Considering the last 50s measurements, SSp was partially mediated by the sensitization within the neuroaxis fetching a steeper curve representing the summation trajectory. Another feature of SSp effect was the pattern of pain increase, which a linear and a non-linear equation could explain to the same extent.

Conclusions

The present study introduced a novel methodology to study SSp effect in a home setup using a previously reported ascending/descending paradigm and cold stimulation. This method remarkably reproduced the SSp effect outside clinical and non-laboratory environments, previously shown by Marchand & Arsenault, yet using a modified methodology.

The study method used only the hand and divided it into five segments. Secondly, it used cold stimulation.
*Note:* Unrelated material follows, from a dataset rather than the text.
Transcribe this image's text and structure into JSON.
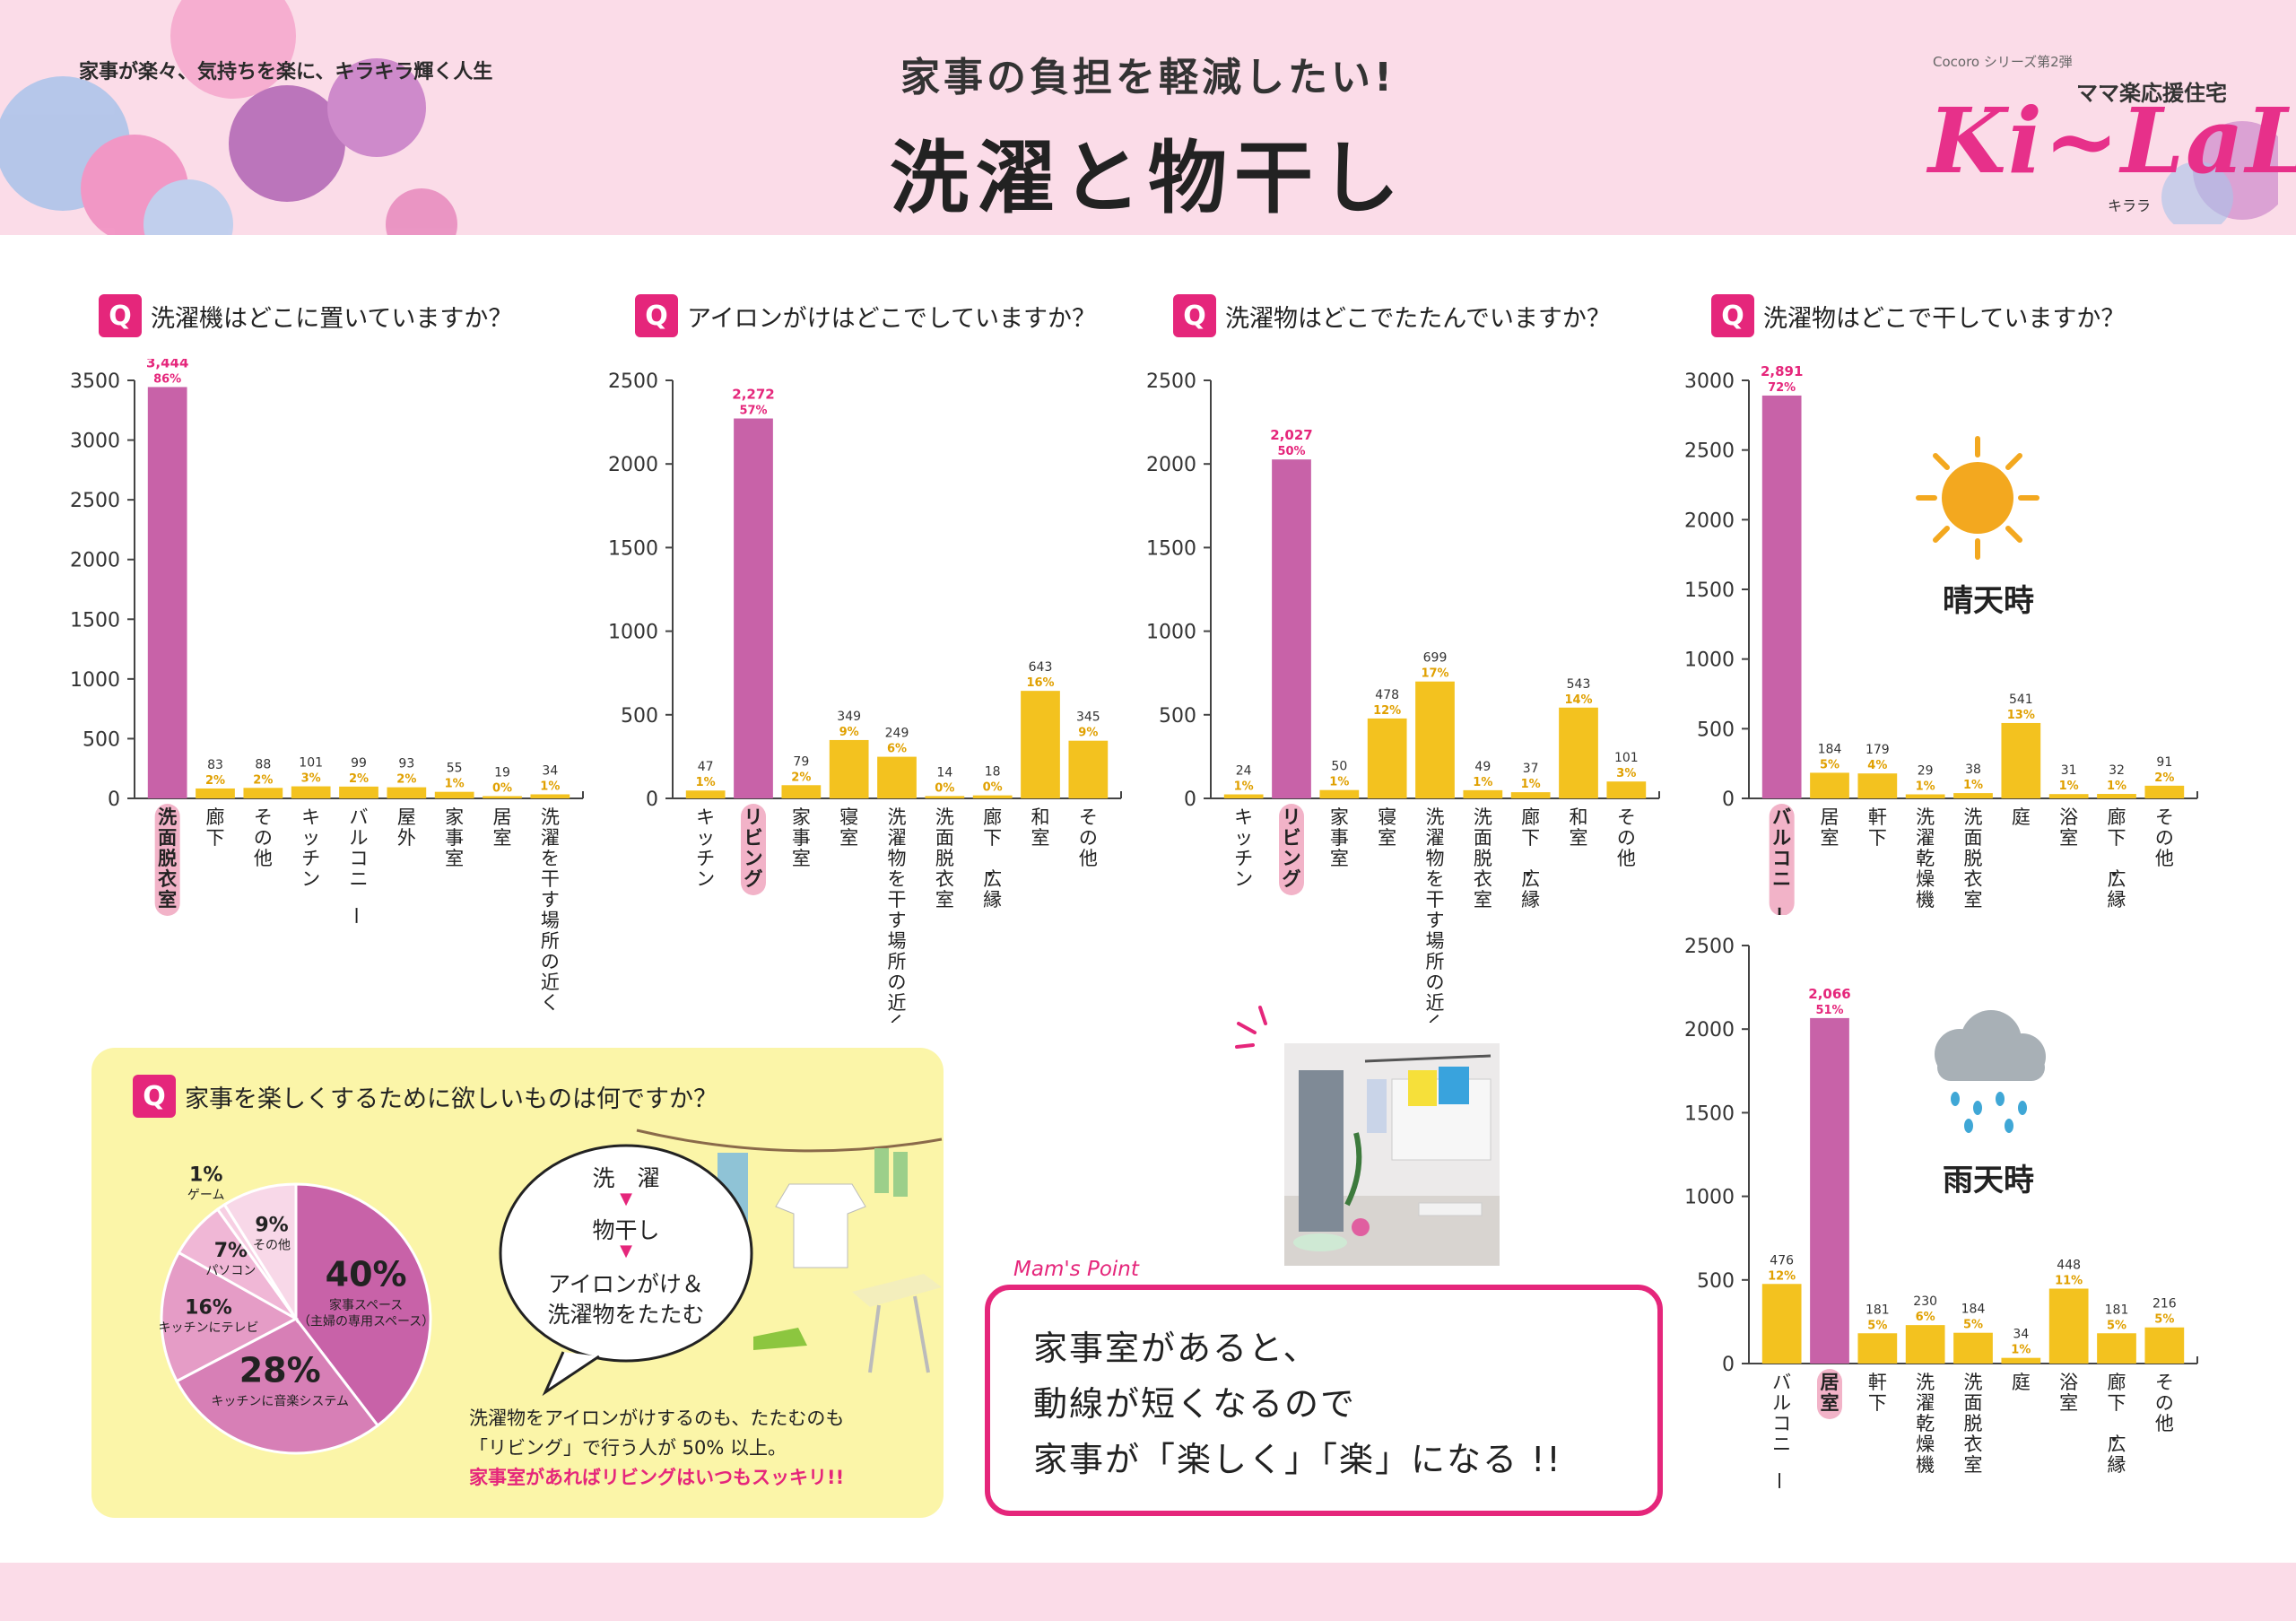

Thirdly, the study used only home-based equipment. Despite differences and random noise caused by different assessors and temperatures across different households, SSp was stable.

The study also provided mechanistic insights into the SSp effect by showing that its spatial summation could be inferred from a subject’s pain expectations. Furthermore, they showed that it was strongly influenced by sensitization and shaped by descending pain inhibition. Although pain expectation might have strongly influenced spatial summation, future studies manipulating pain expectancy must confirm this hypothesis. Also, the increase in stimulus area was exponential in the current study, which could have resulted in less efficient inhibition; thus, the observed more linear increase in pain.

*Important notice

bioRxiv publishes preliminary scientific reports that are not peer-reviewed and, therefore, should not be regarded as conclusive, guide clinical practice/health-related behavior, or treated as established information.